The program is run by human services agencies, with money from the state and federal government.

It has helped 64 people in seven counties -- including 30 in Allegheny County -- to move from institutions to homes or apartments. Another 64 Allegheny County residents are preparing to move.

Unlike similar programs that preceded it, this program pays $4,000 toward relocation expenses and any other government assistance to which the individuals are entitled, said program coordinator Lynn Buccilli. Program staffers also coordinate homemaker and medical services.

Dopp was 23 when MS began to gradually rob her of balance, coordination, her career as a cardiothoracic nurse and, eventually, her independence.

At 36, she joined her grandmother in the county-run nursing home. That lasted 22 months, Dopp said, just long enough for her to know she would do anything to keep from going back.

Dr. Eric Rodriguez, a geriatrician with the University of Pittsburgh Institute on Aging and associate professor of geriatric medicine at University of Pittsburgh Medical Center, said moving home can greatly benefit people.

"I think (people) lose a lot when they move into an institutional setting, especially here in Pittsburgh where the sense of neighborhood is so strong," Rodriguez said. "It's not just the loss of a home, but the loss of a home in a community, of the habitual things they do in a community. Schedules are enforced; you have to go to bed when the staff says, get up when the staff says."

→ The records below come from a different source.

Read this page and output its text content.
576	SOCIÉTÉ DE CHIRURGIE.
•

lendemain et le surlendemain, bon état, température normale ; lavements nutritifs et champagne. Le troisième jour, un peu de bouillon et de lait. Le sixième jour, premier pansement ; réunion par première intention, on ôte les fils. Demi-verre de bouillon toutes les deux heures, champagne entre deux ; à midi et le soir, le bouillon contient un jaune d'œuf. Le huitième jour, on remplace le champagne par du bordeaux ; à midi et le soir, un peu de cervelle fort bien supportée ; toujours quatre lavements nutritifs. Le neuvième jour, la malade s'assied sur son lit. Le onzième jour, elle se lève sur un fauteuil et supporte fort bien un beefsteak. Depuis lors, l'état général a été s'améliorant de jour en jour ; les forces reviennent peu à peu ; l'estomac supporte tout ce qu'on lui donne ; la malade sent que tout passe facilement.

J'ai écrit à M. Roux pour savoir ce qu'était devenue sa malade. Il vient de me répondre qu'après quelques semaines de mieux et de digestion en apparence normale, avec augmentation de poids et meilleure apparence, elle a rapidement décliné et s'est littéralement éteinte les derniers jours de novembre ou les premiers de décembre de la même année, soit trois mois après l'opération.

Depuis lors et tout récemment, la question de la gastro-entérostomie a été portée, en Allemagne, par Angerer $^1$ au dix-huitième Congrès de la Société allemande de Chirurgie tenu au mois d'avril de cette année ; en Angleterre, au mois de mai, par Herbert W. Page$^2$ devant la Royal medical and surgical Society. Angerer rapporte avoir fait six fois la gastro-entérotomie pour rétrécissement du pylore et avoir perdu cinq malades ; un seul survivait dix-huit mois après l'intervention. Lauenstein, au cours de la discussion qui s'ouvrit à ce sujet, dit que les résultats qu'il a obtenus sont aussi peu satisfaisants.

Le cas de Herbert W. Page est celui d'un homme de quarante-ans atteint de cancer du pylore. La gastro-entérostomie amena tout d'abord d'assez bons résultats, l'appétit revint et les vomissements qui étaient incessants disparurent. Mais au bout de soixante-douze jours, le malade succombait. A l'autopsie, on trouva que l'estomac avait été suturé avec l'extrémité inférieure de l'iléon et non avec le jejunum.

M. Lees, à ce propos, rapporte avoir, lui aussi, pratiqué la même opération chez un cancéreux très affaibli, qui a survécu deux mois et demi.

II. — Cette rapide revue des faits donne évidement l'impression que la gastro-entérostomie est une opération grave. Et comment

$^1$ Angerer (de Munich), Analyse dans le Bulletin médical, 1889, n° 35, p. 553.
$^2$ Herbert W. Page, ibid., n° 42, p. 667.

Still, Rodriguez said he had some reservations about the program, including whether people would get sufficient support services.

"It's not clear if it is cheaper to have someone in a community, with the same needs that put them in the nursing home, than it is to have them live in the nursing home," he said. "I'm skeptical."

At times it's tough, says Dopp, who went from being nearly bedridden to walking with a walker. The improvement was made possible through rigorous physical therapy, sheer will and the help of a daily-living assistant. She shudders to think of the progress she might have lost by staying institutionalized.

"I'd be back to not walking, in bed and just getting out because it's the rules," she said.

A devout Roman Catholic, Dopp no longer prays for absolute recovery. Instead, she counts the blessings independence has brought her: a swim with the dolphins, several hot air balloon rides and, much to her surprise, a fiance.

Dopp and Ken Whigham, a coordinator of nursing home transition services, met when he worked for Three Rivers scheduling replacement home assistants. He proposed in November and they plan to be married next May.

Dopp already is planning her walk down the aisle -- without her electric wheelchair.

"This is the best I've been in years," she said. "It's been this way since I left the nursing home."